I am not sure whether it was from a direct conversation I had had with Bassam Al-Sabah or a written accompaniment to his work at some point, but I remember being struck by him recounting that he thought their had been musical drumming at night when he was a child in Iraq - only later understanding that this was the sound of his city being bombed. As one might expect, such a strong memory informs the Al-Sabah's work: innocence, loss, melancholy, a certain sadness and fear feature poignantly in images of family and the remnants of anime cartoons that Al-Sabah watched when he was a child.
This same hero figure was portrayed as broken on a nearby table, hero body parts intermingled with human body parts. The broken pieces for me displayed a shattered innocence, a child's identification with the hero, both fictional hero and human child reduced to "doll" parts.

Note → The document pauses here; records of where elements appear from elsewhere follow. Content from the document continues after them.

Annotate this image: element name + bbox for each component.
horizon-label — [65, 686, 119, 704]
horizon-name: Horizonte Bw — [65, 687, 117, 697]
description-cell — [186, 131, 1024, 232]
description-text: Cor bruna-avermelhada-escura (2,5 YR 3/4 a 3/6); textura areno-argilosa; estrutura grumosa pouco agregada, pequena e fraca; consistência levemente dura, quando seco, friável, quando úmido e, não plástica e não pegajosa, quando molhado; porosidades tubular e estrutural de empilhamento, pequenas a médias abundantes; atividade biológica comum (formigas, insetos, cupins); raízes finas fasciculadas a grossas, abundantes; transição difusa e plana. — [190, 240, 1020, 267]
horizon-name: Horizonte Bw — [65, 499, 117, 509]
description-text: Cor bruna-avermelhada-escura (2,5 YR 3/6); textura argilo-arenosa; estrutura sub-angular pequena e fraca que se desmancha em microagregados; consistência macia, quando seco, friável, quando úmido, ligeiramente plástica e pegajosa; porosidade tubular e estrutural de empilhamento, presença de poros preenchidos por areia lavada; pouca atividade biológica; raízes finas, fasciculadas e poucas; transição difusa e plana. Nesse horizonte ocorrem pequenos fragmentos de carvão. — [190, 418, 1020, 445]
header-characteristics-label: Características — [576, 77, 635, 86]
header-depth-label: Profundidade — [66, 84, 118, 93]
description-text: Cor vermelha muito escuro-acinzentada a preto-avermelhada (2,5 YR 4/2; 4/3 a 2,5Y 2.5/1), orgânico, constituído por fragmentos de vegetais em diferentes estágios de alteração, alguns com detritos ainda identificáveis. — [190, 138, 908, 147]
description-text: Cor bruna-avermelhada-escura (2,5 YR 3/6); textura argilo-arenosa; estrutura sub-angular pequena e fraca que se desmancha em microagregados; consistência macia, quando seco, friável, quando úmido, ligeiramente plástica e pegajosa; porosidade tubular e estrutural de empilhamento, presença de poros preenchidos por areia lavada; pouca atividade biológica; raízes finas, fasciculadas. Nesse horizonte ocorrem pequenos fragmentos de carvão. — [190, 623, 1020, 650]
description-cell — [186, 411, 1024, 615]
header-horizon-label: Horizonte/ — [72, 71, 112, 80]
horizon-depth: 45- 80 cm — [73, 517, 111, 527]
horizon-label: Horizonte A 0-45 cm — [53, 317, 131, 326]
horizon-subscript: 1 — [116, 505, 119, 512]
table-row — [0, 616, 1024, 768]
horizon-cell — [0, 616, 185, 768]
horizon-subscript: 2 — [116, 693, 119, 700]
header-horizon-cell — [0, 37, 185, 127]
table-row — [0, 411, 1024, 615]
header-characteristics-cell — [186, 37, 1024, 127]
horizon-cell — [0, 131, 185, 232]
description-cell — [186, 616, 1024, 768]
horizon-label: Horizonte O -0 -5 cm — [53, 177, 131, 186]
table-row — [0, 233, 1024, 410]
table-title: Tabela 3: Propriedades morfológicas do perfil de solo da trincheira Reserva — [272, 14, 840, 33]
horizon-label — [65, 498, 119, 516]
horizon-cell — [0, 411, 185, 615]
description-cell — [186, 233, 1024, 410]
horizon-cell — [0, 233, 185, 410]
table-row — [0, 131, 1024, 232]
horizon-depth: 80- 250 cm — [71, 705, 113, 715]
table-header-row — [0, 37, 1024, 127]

An almost architecturally sterile cgi video of a house walk-through with a difference. There were a few personal pointers within the rooms: a paper bag on the floor in the kitchen, a fridge magnet of a family photo, Persian designs on furniture upholstery. Ominously though, something was intruding from the outside world -- via radio and tv -- forms and shapes were enveloping the architecture. Most of the soundtrack to the video walk-through is droning and eerie, but then towards the end there is voice-over and subtitles translating the speech of Al-Sabah's Grandmother. Full of sorrow for her dispersed family, as her children and their families leave the dangers of Iraq for various countries, she burns all family photos. Home is no longer home.
Illusions of Love Dyed by Sunset is a powerful exhibiton and I think personally momentous work for Bassam Al-Sabah that allows me to empathise with experiences so far removed from the safety of my own.